O psicoterapeuta e epidemiologista Hans-Ulrich Wittchen, um respeitado especialista em fobias e ansiedade que editou um manual de diagnóstico de transtornos mentais utilizado por psicólogos da Alemanha, fabricou parte dos dados de um estudo que custou € 2,4 milhões (o equivalente a R$ 16,2 milhões) sobre o desempenho e a qualidade de clínicas psiquiátricas do país. De acordo com uma investigação de dois anos encomendada pela Universidade Técnica de Dresden (TU Dresden), onde Wittchen era professor catedrático até se aposentar em 2017, 20 das 93 clínicas avaliadas não foram sequer visitadas: o pesquisador orientou seus assistentes a atribuir a elas os dados copiados de outras clínicas. “As violações foram intencionais e não fruto de negligência”, informa o relatório da comissão de inquérito, reproduzido pela revista Science. O pesquisador sustenta que não houve má-fé e que o erro não compromete os resultados do estudo. “Os dados estão cientificamente corretos”, disse.

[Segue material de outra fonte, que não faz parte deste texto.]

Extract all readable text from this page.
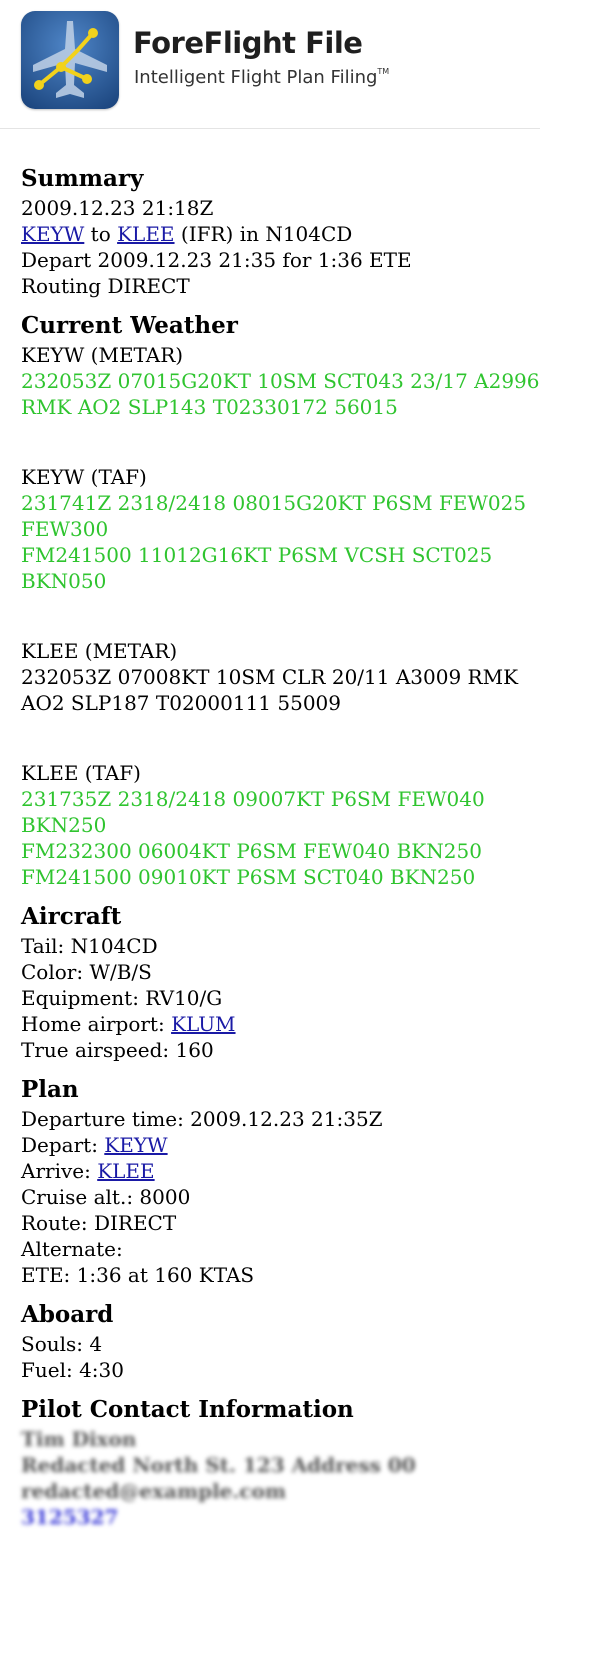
ForeFlight File
Intelligent Flight Plan Filing™
Summary
2009.12.23 21:18Z
KEYW to KLEE (IFR) in N104CD
Depart 2009.12.23 21:35 for 1:36 ETE
Routing DIRECT
Current Weather
KEYW (METAR)
232053Z 07015G20KT 10SM SCT043 23/17 A2996
RMK AO2 SLP143 T02330172 56015
KEYW (TAF)
231741Z 2318/2418 08015G20KT P6SM FEW025
FEW300
FM241500 11012G16KT P6SM VCSH SCT025
BKN050
KLEE (METAR)
232053Z 07008KT 10SM CLR 20/11 A3009 RMK
AO2 SLP187 T02000111 55009
KLEE (TAF)
231735Z 2318/2418 09007KT P6SM FEW040
BKN250
FM232300 06004KT P6SM FEW040 BKN250
FM241500 09010KT P6SM SCT040 BKN250
Aircraft
Tail: N104CD
Color: W/B/S
Equipment: RV10/G
Home airport: KLUM
True airspeed: 160
Plan
Departure time: 2009.12.23 21:35Z
Depart: KEYW
Arrive: KLEE
Cruise alt.: 8000
Route: DIRECT
Alternate:
ETE: 1:36 at 160 KTAS
Aboard
Souls: 4
Fuel: 4:30
Pilot Contact Information
Tim Dixon
Redacted North St. 123 Address 00
redacted@example.com
3125327
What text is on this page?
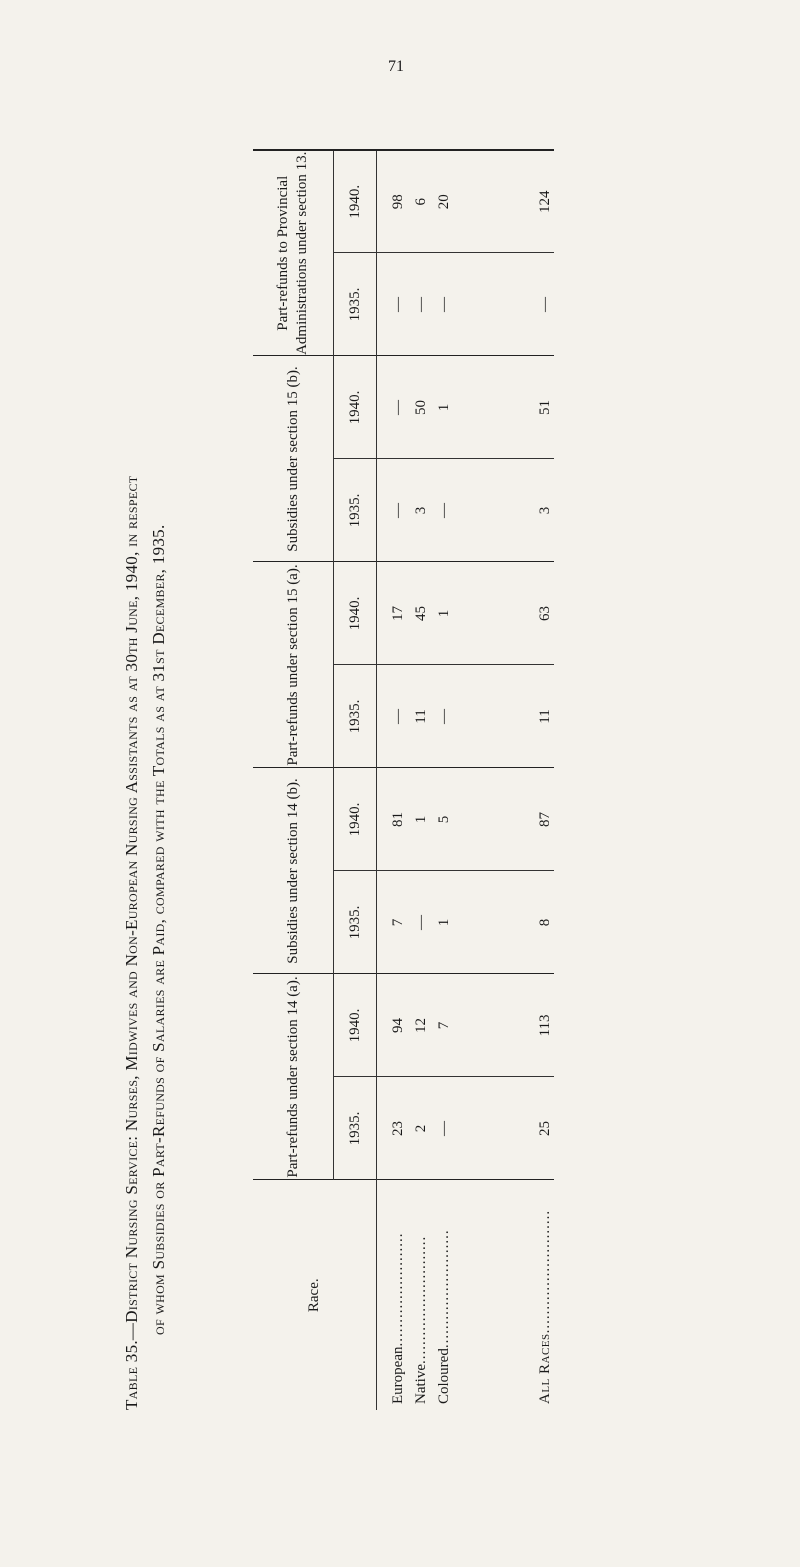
71
Table 35.—District Nursing Service: Nurses, Midwives and Non-European Nursing Assistants as at 30th June, 1940, in respect of whom Subsidies or Part-Refunds of Salaries are Paid, compared with the Totals as at 31st December, 1935.	Race.	Part-refunds under section 14 (a).		Subsidies under section 14 (b).		Part-refunds under section 15 (a).		Subsidies under section 15 (b).		Part-refunds to Provincial Administrations under section 13.	
	1935.	1940.	1935.	1940.	1935.	1940.	1935.	1940.	1935.	1940.
European........................	23	94	7	81	—	17	—	—	—	98
Native...........................	2	12	—	1	11	45	3	50	—	6
Coloured.........................	—	7	1	5	—	1	—	1	—	20
All Races..........................	25	113	8	87	11	63	3	51	—	124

A fabricação de dados não é a única acusação que ele enfrenta. Segundo o relatório, Wittchen assediou os dois jovens pesquisadores que o denunciaram. Eles trabalhavam na Associação para Transferência de Conhecimento e Tecnologia, vinculada à TU Dresden, órgão responsável por executar a avaliação das clínicas psiquiátricas. O pesquisador tentou convencê-los, em vão, a assinar uma carta em que retiravam as acusações e pediam desculpas. Também recomendou a demissão deles, para cortar custos. A universidade foi criticada no relatório por não proteger os denunciantes. Em 2019, o psicoterapeuta enviou um e-mail ao reitor da universidade na época, Hans Müller-Steinhagen, pedindo que suspendesse a investigação, caso contrário haveria um “terremoto político nacional”.
A Universidade Ludwig Maximilian de Munique, onde Wittchen atuava desde 2017 como professor visitante, anunciou a suspensão de seu contrato no mês passado, depois que soube das alegações. A Sociedade Alemã de Psicologia também se pronunciou, informando que as conclusões da investigação são “muito graves” e que um tribunal interno avaliará a expulsão do pesquisador de seus quadros. Um porta-voz da TU Dresden informou que outras alegações contra Wittchen estão sendo investigadas – ele teria empregado a filha no projeto sem que ela efetivamente trabalhasse – e deverá anunciar em breve se aplicará sanções. O Ministério Público em Dresden abriu uma investigação criminal sobre o caso.